Stein, who grew up in Brooklyn, first encountered Carson’s “sense of wonder” while visiting friends on an island off Nantucket. They explored beaches and tidal pools with Carson’s book Edge of the Sea in hand, and Carson’s ability to both inform and inspire took hold. Stein has taught Carson’s work in her courses, and her enthusiasm and clear prose give her book appeal that reaches beyond an academic audience.
Stein’s other books, on Margaret Atwood and Toni Morrison, also celebrate women writers who have significantly influenced our society. Stein herself has been twice honored as Woman of the Year, by the URI Association of Professional and Academic Women in 1993, and the Rhode Island Commission on Women in 2007. She has served as chair of the English department and director of Women’s Studies at URI.
URI 2013 Common Reading Book
Geraldine Brooks is the Pulitzer Prize-winning author of an eclectic collection of books. An Australian-born writer and journalist, she has tackled topics as varied as Middle Eastern women, the plague in 17th century England, and the American Civil War.
Her newest novel, Caleb’s Crossing, returns to the 17th century, but this time on Martha’s Vineyard, where Brooks resides when not in Sydney. Based on true events, the novel portrays the relationship between a minister’s young daughter and Caleb, who became the first Native American to graduate from Harvard.

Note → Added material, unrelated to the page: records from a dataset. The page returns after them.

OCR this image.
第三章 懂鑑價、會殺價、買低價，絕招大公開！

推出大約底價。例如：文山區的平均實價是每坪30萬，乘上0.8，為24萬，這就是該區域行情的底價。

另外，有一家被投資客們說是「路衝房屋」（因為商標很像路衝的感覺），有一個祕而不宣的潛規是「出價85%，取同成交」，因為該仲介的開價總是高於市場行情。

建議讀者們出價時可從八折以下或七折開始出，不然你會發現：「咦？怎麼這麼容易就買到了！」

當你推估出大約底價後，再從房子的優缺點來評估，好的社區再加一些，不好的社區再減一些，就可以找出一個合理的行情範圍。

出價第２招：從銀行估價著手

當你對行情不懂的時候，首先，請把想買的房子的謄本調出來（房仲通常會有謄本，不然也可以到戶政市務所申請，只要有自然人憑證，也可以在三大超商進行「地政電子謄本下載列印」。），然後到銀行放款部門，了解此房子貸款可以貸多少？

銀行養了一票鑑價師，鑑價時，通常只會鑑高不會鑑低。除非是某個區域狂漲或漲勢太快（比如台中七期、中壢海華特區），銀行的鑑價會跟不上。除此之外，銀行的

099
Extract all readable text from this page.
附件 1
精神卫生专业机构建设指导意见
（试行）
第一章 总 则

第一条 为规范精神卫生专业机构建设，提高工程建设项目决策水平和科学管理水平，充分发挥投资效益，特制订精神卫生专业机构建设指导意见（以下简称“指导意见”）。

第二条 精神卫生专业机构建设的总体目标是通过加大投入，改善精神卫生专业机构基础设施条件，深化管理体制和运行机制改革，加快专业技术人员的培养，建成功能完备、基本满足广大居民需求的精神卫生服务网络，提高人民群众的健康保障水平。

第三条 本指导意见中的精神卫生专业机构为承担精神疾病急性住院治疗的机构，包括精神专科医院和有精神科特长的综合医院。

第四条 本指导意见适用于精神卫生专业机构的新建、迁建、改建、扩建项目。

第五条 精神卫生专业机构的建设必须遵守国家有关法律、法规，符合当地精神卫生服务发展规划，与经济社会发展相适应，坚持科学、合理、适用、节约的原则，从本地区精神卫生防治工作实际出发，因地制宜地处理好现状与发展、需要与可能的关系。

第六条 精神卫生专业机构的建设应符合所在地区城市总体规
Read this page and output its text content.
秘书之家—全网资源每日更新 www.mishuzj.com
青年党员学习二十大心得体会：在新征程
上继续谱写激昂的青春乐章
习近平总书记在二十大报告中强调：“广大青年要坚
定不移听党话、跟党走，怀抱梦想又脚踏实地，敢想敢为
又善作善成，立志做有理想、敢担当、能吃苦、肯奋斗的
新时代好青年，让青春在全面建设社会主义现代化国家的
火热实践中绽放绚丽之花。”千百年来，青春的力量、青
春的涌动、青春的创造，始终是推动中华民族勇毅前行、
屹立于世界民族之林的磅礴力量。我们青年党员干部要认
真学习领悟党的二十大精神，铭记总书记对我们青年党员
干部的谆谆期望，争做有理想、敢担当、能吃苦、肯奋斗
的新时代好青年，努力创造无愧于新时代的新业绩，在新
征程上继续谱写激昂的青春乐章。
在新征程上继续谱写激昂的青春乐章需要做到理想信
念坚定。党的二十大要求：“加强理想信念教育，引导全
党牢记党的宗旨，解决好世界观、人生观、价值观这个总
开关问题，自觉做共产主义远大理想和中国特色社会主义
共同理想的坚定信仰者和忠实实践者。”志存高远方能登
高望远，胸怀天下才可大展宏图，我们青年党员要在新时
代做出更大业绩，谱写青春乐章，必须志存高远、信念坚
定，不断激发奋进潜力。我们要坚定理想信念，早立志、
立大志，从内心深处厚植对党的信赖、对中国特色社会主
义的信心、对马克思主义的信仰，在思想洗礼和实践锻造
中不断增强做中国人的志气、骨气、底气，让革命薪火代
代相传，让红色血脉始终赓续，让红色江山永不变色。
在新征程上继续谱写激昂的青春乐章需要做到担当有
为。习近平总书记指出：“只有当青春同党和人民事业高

The book touches on a wide range of issues, from freedom of religion and education to issues of gender and Native American culture. Incoming URI freshmen and their advisors, faculty, and staff have all been invited to read this book over the summer to engage in a common experience for discussion. The University will open a blog for comments in July, and the book will be used as part of this fall’s Honors Colloquium on “Great Public Schools: Everyone’s Right? Everyone’s Responsibility?” Brooks will speak at URI on September 24, first to students and then as an Honors Colloquium speaker.